We found that sometimes VPP itself freeze when we use vppctl command repeatedly, 

This issue doesn't happen immediately but it almost happened in 3-7 days under heavy repeated vppctl command (ex, call vppctl per second)

> VPP version

VPP 18.10 with 2 patches,

    - https://gerrit.fd.io/r/#/c/12680/ - https://gerrit.fd.io/r/#/c/18826/

    > log & coredump

    This is gdb backtrace when VPP hang-up and was stoped by manually HAP.

    Please see attached crashdump file in details.

    (gdb) bt

    #0 0x00007fbdc1f24207 in __GI_raise (sig=sig@entry=6) at ../nptl/sysdeps/unix/sysv/linux/raise.c:55

    #1 0x00007fbdc1f258f8 in __GI_abort () at abort.c:90

    #2 0x0000000000407cee in os_exit (code=code@entry=1) at /usr/src/debug/vpp-18.10/src/vpp/vnet/main.c:349

    #3 0x00007fbdc35e749c in unix_signal_handler (signum=, si=, uc=) at /usr/src/debug/vpp-18.10/src/vlib/unix/main.c:157

    #4

    #5 0x00007fbdc1fd0d47 in sched_yield () at ../sysdeps/unix/syscall-template.S:81

    #6 0x00007fbdc2d0a0be in spin_acquire_lock (sl=sl@entry=0x7fbd808a5384) at /usr/src/debug/vpp-18.10/src/vppinfra/dlmalloc.c:466

    #7 0x00007fbdc2d0b960 in mspace_malloc (msp=0x7fbd808a5010, bytes=bytes@entry=13) at /usr/src/debug/vpp-18.10/src/vppinfra/dlmalloc.c:4339

    #8 0x00007fbdc2d0d1c8 in mspace_get_aligned (msp=0x7fbd808a5010, n_user_data_bytes=13, n_user_data_bytes@entry=9, align=align@entry=8, align_offset=align_offset@entry=8)

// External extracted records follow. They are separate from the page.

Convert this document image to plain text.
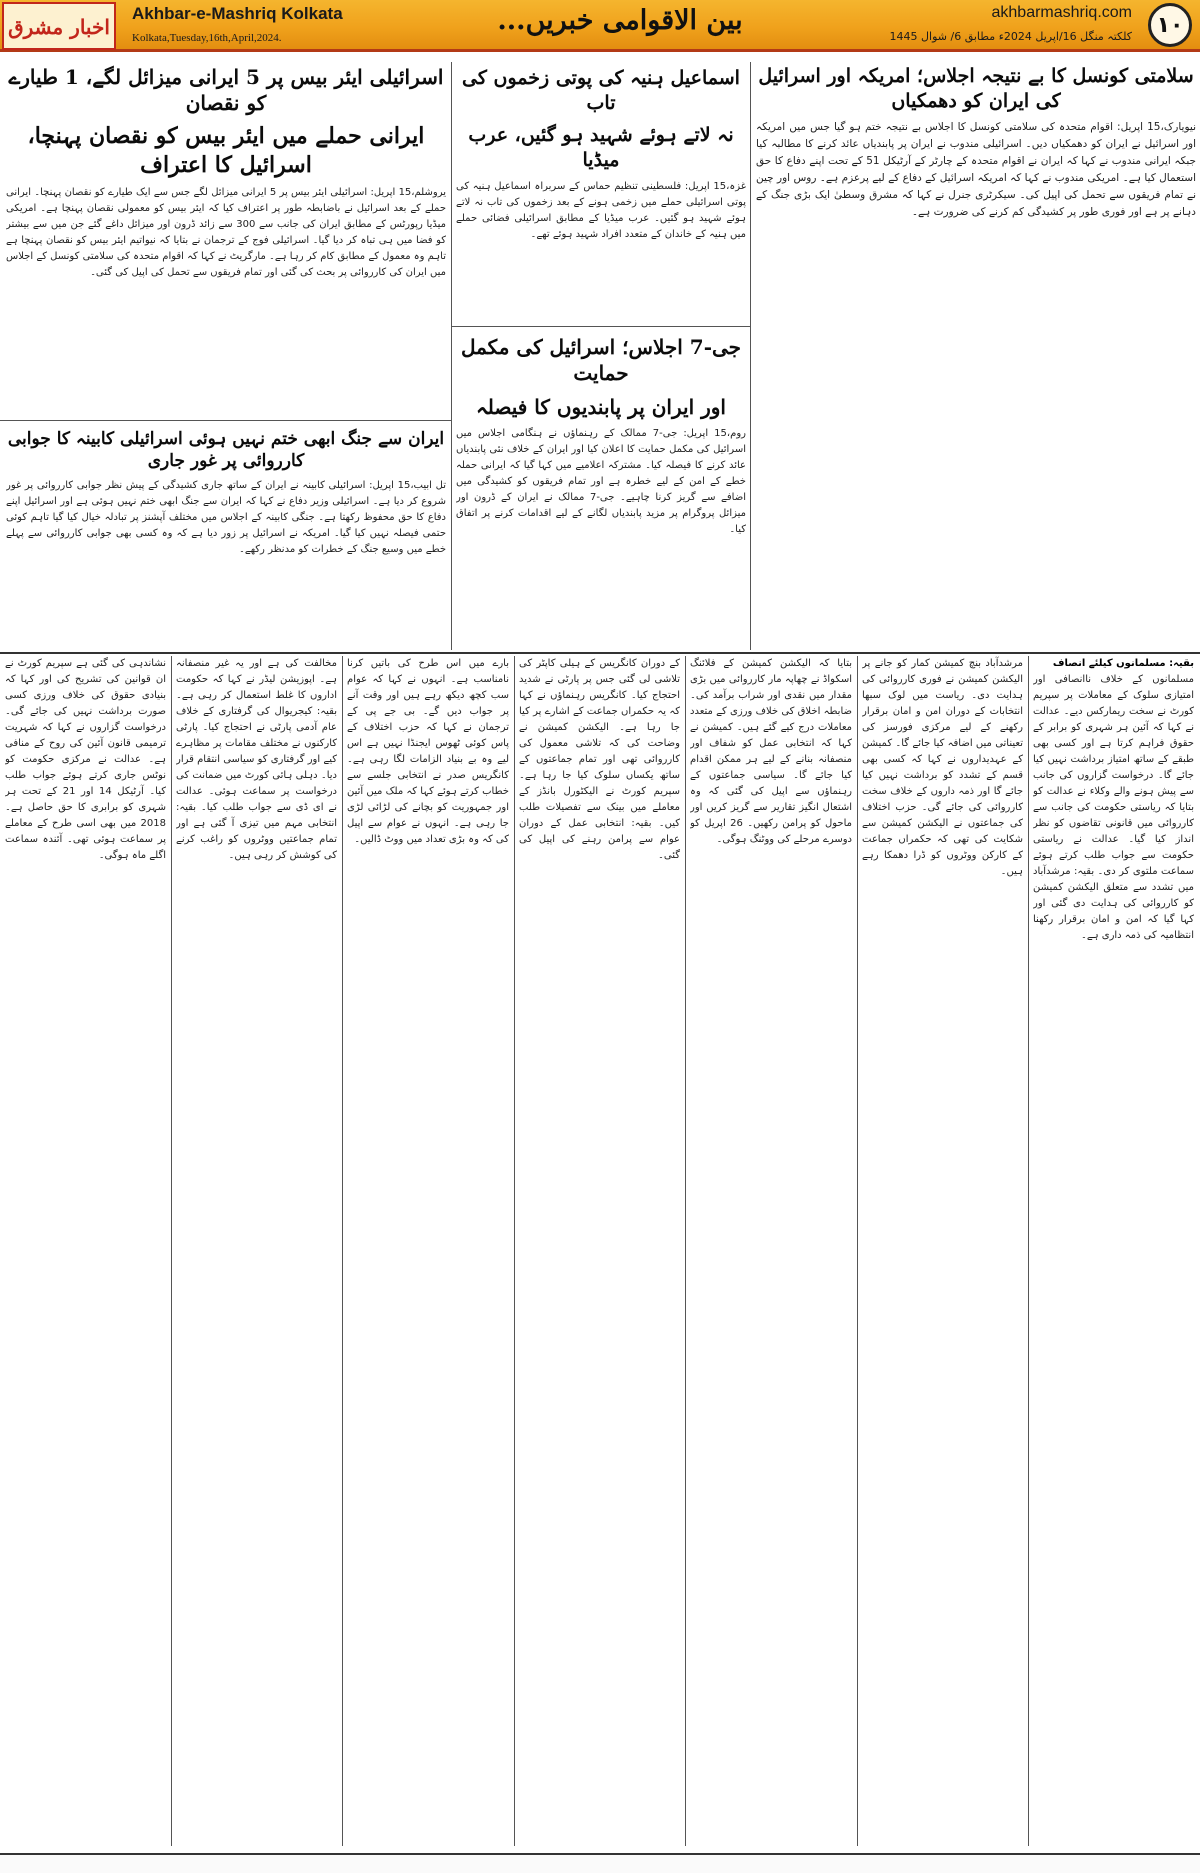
اخبار مشرق
Akhbar-e-Mashriq Kolkata
Kolkata,Tuesday,16th,April,2024.
بین الاقوامی خبریں...	akhbarmashriq.com
کلکتہ منگل 16/اپریل 2024ء مطابق 6/ شوال 1445	۱۰
اسرائیلی ایئر بیس پر 5 ایرانی میزائل لگے، 1 طیارے کو نقصان
ایرانی حملے میں ایئر بیس کو نقصان پہنچا، اسرائیل کا اعتراف
یروشلم،15 اپریل: اسرائیلی ایئر بیس پر 5 ایرانی میزائل لگے جس سے ایک طیارے کو نقصان پہنچا۔ ایرانی حملے کے بعد اسرائیل نے باضابطہ طور پر اعتراف کیا کہ ایئر بیس کو معمولی نقصان پہنچا ہے۔ امریکی میڈیا رپورٹس کے مطابق ایران کی جانب سے 300 سے زائد ڈرون اور میزائل داغے گئے جن میں سے بیشتر کو فضا میں ہی تباہ کر دیا گیا۔ اسرائیلی فوج کے ترجمان نے بتایا کہ نیواتیم ایئر بیس کو نقصان پہنچا ہے تاہم وہ معمول کے مطابق کام کر رہا ہے۔ مارگریٹ نے کہا کہ اقوام متحدہ کی سلامتی کونسل کے اجلاس میں ایران کی کارروائی پر بحث کی گئی اور تمام فریقوں سے تحمل کی اپیل کی گئی۔
ایران سے جنگ ابھی ختم نہیں ہوئی اسرائیلی کابینہ کا جوابی کارروائی پر غور جاری
تل ابیب،15 اپریل: اسرائیلی کابینہ نے ایران کے ساتھ جاری کشیدگی کے پیش نظر جوابی کارروائی پر غور شروع کر دیا ہے۔ اسرائیلی وزیر دفاع نے کہا کہ ایران سے جنگ ابھی ختم نہیں ہوئی ہے اور اسرائیل اپنے دفاع کا حق محفوظ رکھتا ہے۔ جنگی کابینہ کے اجلاس میں مختلف آپشنز پر تبادلہ خیال کیا گیا تاہم کوئی حتمی فیصلہ نہیں کیا گیا۔ امریکہ نے اسرائیل پر زور دیا ہے کہ وہ کسی بھی جوابی کارروائی سے پہلے خطے میں وسیع جنگ کے خطرات کو مدنظر رکھے۔
اسماعیل ہنیہ کی پوتی زخموں کی تاب
نہ لاتے ہوئے شہید ہو گئیں، عرب میڈیا
غزہ،15 اپریل: فلسطینی تنظیم حماس کے سربراہ اسماعیل ہنیہ کی پوتی اسرائیلی حملے میں زخمی ہونے کے بعد زخموں کی تاب نہ لاتے ہوئے شہید ہو گئیں۔ عرب میڈیا کے مطابق اسرائیلی فضائی حملے میں ہنیہ کے خاندان کے متعدد افراد شہید ہوئے تھے۔
جی-7 اجلاس؛ اسرائیل کی مکمل حمایت
اور ایران پر پابندیوں کا فیصلہ
روم،15 اپریل: جی-7 ممالک کے رہنماؤں نے ہنگامی اجلاس میں اسرائیل کی مکمل حمایت کا اعلان کیا اور ایران کے خلاف نئی پابندیاں عائد کرنے کا فیصلہ کیا۔ مشترکہ اعلامیے میں کہا گیا کہ ایرانی حملہ خطے کے امن کے لیے خطرہ ہے اور تمام فریقوں کو کشیدگی میں اضافے سے گریز کرنا چاہیے۔ جی-7 ممالک نے ایران کے ڈرون اور میزائل پروگرام پر مزید پابندیاں لگانے کے لیے اقدامات کرنے پر اتفاق کیا۔
سلامتی کونسل کا بے نتیجہ اجلاس؛ امریکہ اور اسرائیل کی ایران کو دھمکیاں
نیویارک،15 اپریل: اقوام متحدہ کی سلامتی کونسل کا اجلاس بے نتیجہ ختم ہو گیا جس میں امریکہ اور اسرائیل نے ایران کو دھمکیاں دیں۔ اسرائیلی مندوب نے ایران پر پابندیاں عائد کرنے کا مطالبہ کیا جبکہ ایرانی مندوب نے کہا کہ ایران نے اقوام متحدہ کے چارٹر کے آرٹیکل 51 کے تحت اپنے دفاع کا حق استعمال کیا ہے۔ امریکی مندوب نے کہا کہ امریکہ اسرائیل کے دفاع کے لیے پرعزم ہے۔ روس اور چین نے تمام فریقوں سے تحمل کی اپیل کی۔ سیکرٹری جنرل نے کہا کہ مشرق وسطیٰ ایک بڑی جنگ کے دہانے پر ہے اور فوری طور پر کشیدگی کم کرنے کی ضرورت ہے۔
بقیہ: مسلمانوں کیلئے انصاف
مسلمانوں کے خلاف ناانصافی اور امتیازی سلوک کے معاملات پر سپریم کورٹ نے سخت ریمارکس دیے۔ عدالت نے کہا کہ آئین ہر شہری کو برابر کے حقوق فراہم کرتا ہے اور کسی بھی طبقے کے ساتھ امتیاز برداشت نہیں کیا جائے گا۔ درخواست گزاروں کی جانب سے پیش ہونے والے وکلاء نے عدالت کو بتایا کہ ریاستی حکومت کی جانب سے کارروائی میں قانونی تقاضوں کو نظر انداز کیا گیا۔ عدالت نے ریاستی حکومت سے جواب طلب کرتے ہوئے سماعت ملتوی کر دی۔ بقیہ: مرشدآباد میں تشدد سے متعلق الیکشن کمیشن کو کارروائی کی ہدایت دی گئی اور کہا گیا کہ امن و امان برقرار رکھنا انتظامیہ کی ذمہ داری ہے۔
مرشدآباد بنچ کمیشن کمار کو جانے پر الیکشن کمیشن نے فوری کارروائی کی ہدایت دی۔ ریاست میں لوک سبھا انتخابات کے دوران امن و امان برقرار رکھنے کے لیے مرکزی فورسز کی تعیناتی میں اضافہ کیا جائے گا۔ کمیشن کے عہدیداروں نے کہا کہ کسی بھی قسم کے تشدد کو برداشت نہیں کیا جائے گا اور ذمہ داروں کے خلاف سخت کارروائی کی جائے گی۔ حزب اختلاف کی جماعتوں نے الیکشن کمیشن سے شکایت کی تھی کہ حکمراں جماعت کے کارکن ووٹروں کو ڈرا دھمکا رہے ہیں۔
بتایا کہ الیکشن کمیشن کے فلائنگ اسکواڈ نے چھاپہ مار کارروائی میں بڑی مقدار میں نقدی اور شراب برآمد کی۔ ضابطہ اخلاق کی خلاف ورزی کے متعدد معاملات درج کیے گئے ہیں۔ کمیشن نے کہا کہ انتخابی عمل کو شفاف اور منصفانہ بنانے کے لیے ہر ممکن اقدام کیا جائے گا۔ سیاسی جماعتوں کے رہنماؤں سے اپیل کی گئی کہ وہ اشتعال انگیز تقاریر سے گریز کریں اور ماحول کو پرامن رکھیں۔ 26 اپریل کو دوسرے مرحلے کی ووٹنگ ہوگی۔
کے دوران کانگریس کے ہیلی کاپٹر کی تلاشی لی گئی جس پر پارٹی نے شدید احتجاج کیا۔ کانگریس رہنماؤں نے کہا کہ یہ حکمراں جماعت کے اشارے پر کیا جا رہا ہے۔ الیکشن کمیشن نے وضاحت کی کہ تلاشی معمول کی کارروائی تھی اور تمام جماعتوں کے ساتھ یکساں سلوک کیا جا رہا ہے۔ سپریم کورٹ نے الیکٹورل بانڈز کے معاملے میں بینک سے تفصیلات طلب کیں۔ بقیہ: انتخابی عمل کے دوران عوام سے پرامن رہنے کی اپیل کی گئی۔
بارے میں اس طرح کی باتیں کرنا نامناسب ہے۔ انہوں نے کہا کہ عوام سب کچھ دیکھ رہے ہیں اور وقت آنے پر جواب دیں گے۔ بی جے پی کے ترجمان نے کہا کہ حزب اختلاف کے پاس کوئی ٹھوس ایجنڈا نہیں ہے اس لیے وہ بے بنیاد الزامات لگا رہی ہے۔ کانگریس صدر نے انتخابی جلسے سے خطاب کرتے ہوئے کہا کہ ملک میں آئین اور جمہوریت کو بچانے کی لڑائی لڑی جا رہی ہے۔ انہوں نے عوام سے اپیل کی کہ وہ بڑی تعداد میں ووٹ ڈالیں۔
مخالفت کی ہے اور یہ غیر منصفانہ ہے۔ اپوزیشن لیڈر نے کہا کہ حکومت اداروں کا غلط استعمال کر رہی ہے۔ بقیہ: کیجریوال کی گرفتاری کے خلاف عام آدمی پارٹی نے احتجاج کیا۔ پارٹی کارکنوں نے مختلف مقامات پر مظاہرے کیے اور گرفتاری کو سیاسی انتقام قرار دیا۔ دہلی ہائی کورٹ میں ضمانت کی درخواست پر سماعت ہوئی۔ عدالت نے ای ڈی سے جواب طلب کیا۔ بقیہ: انتخابی مہم میں تیزی آ گئی ہے اور تمام جماعتیں ووٹروں کو راغب کرنے کی کوشش کر رہی ہیں۔
نشاندہی کی گئی ہے سپریم کورٹ نے ان قوانین کی تشریح کی اور کہا کہ بنیادی حقوق کی خلاف ورزی کسی صورت برداشت نہیں کی جائے گی۔ درخواست گزاروں نے کہا کہ شہریت ترمیمی قانون آئین کی روح کے منافی ہے۔ عدالت نے مرکزی حکومت کو نوٹس جاری کرتے ہوئے جواب طلب کیا۔ آرٹیکل 14 اور 21 کے تحت ہر شہری کو برابری کا حق حاصل ہے۔ 2018 میں بھی اسی طرح کے معاملے پر سماعت ہوئی تھی۔ آئندہ سماعت اگلے ماہ ہوگی۔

    at /usr/src/debug/vpp-18.10/src/vppinfra/dlmalloc.c:4178

    #9 0x00007fbdc2d02880 in clib_mem_alloc_aligned_at_offset (os_out_of_memory_on_failure=1, align_offset=8, align=8, size=9) at /usr/src/debug/vpp-18.10/src/vppinfra/mem.h:118

    #10 vec_resize_allocate_memory (v=v@entry=0x0, length_increment=length_increment@entry=1, data_bytes=9, header_bytes=, header_bytes@entry=0,

    data_align=data_align@entry=8) at /usr/src/debug/vpp-18.10/src/vppinfra/vec.c:59

    #11 0x00007fbdc35ddf73 in _vec_resize_inline (data_align=, header_bytes=, data_bytes=, length_increment=, v=)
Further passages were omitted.